The "Live Cache" handles the temporary storage of query results to reduce latency for frequent requests.

#### 2.1 Storage Mechanism

* Location: Query results are stored in an S3 bucket hosted in France.
* Encryption: All data in S3 is encrypted at rest using Server-Side Encryption with our on key (SSE-C).
* Retention: The default Time-To-Live (TTL) for cached live queries is 300 seconds (5 minutes).

#### 2.2 Data Serialization

To ensure high-performance data transfer, the Data Service API caches and retrieves queries using the Apache Arrow IPC Streaming format.
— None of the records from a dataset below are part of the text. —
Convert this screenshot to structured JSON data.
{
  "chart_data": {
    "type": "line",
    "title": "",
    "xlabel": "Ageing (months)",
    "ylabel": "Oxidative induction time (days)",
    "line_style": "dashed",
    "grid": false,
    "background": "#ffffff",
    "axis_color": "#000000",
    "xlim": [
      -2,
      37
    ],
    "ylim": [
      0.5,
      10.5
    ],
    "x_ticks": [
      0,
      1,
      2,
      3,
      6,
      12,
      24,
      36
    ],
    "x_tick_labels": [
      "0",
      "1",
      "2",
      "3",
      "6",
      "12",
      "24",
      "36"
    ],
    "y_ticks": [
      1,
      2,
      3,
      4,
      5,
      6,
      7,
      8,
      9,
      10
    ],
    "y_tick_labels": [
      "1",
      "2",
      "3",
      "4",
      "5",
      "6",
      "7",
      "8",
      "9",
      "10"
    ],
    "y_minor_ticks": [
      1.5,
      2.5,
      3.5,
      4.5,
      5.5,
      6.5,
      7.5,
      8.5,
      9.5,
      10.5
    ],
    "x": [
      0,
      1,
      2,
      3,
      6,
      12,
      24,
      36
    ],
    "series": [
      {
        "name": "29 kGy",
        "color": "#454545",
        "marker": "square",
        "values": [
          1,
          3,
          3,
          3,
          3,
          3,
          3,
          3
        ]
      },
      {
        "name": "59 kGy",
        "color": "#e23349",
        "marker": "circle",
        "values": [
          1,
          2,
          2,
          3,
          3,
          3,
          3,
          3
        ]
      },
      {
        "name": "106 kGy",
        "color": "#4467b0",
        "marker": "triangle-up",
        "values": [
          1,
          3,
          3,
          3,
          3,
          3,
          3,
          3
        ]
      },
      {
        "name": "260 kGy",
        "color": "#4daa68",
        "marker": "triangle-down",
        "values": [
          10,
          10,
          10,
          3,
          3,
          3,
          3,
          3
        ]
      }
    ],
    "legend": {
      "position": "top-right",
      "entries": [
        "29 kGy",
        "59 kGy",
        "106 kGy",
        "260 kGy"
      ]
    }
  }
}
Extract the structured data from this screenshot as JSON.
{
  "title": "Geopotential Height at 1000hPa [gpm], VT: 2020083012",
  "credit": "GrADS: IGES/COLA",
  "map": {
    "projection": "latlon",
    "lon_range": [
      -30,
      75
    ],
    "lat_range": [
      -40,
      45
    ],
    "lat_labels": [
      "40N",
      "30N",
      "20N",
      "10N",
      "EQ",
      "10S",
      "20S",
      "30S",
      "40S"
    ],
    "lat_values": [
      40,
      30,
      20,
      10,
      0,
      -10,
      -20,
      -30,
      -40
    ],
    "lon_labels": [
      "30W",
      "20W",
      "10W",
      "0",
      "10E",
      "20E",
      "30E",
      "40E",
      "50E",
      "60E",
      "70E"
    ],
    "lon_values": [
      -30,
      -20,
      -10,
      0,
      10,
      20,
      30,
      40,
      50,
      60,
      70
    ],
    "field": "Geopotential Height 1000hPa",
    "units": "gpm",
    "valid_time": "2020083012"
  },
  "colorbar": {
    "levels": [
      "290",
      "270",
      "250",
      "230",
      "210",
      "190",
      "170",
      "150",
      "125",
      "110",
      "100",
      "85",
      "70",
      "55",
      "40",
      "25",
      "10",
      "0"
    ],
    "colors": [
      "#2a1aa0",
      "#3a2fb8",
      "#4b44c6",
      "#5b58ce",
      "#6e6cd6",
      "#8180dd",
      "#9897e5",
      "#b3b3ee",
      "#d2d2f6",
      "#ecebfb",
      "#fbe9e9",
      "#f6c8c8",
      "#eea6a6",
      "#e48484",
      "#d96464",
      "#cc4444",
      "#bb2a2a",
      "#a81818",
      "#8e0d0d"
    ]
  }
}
* Ref: [Arrow Columnar Format - IPC Streaming](https://arrow.apache.org/docs/format/Columnar.html#ipc-streaming-format)

#### 2.3 Retrieval Process

When a query is requested:

1. Lookup: The system checks if a cache is available for the query with Dragonfly
2. Hit: If the data is cached, the Arrow IPC file is streamed directly from S3 to the Frontend.
3. Miss: If the data is not cached, the query is executed, the results are written to S3 (streamed as IPC), and then streamed to the client.

> Note on Preview Data: Data used for previews flows is never cached and directly streamed to the client.

### 3. Technology Roles

To maintain distinct responsibilities within the architecture, different services handle specific aspects of the caching and execution lifecycle.

#### Dragonfly

Dragonfly acts as the primary interface for cache management.

* It is the memory of available caches for queries.
* It handles the high-performance caching operations.
* Distributed Locks: Manages locks to prevent race conditions during query execution.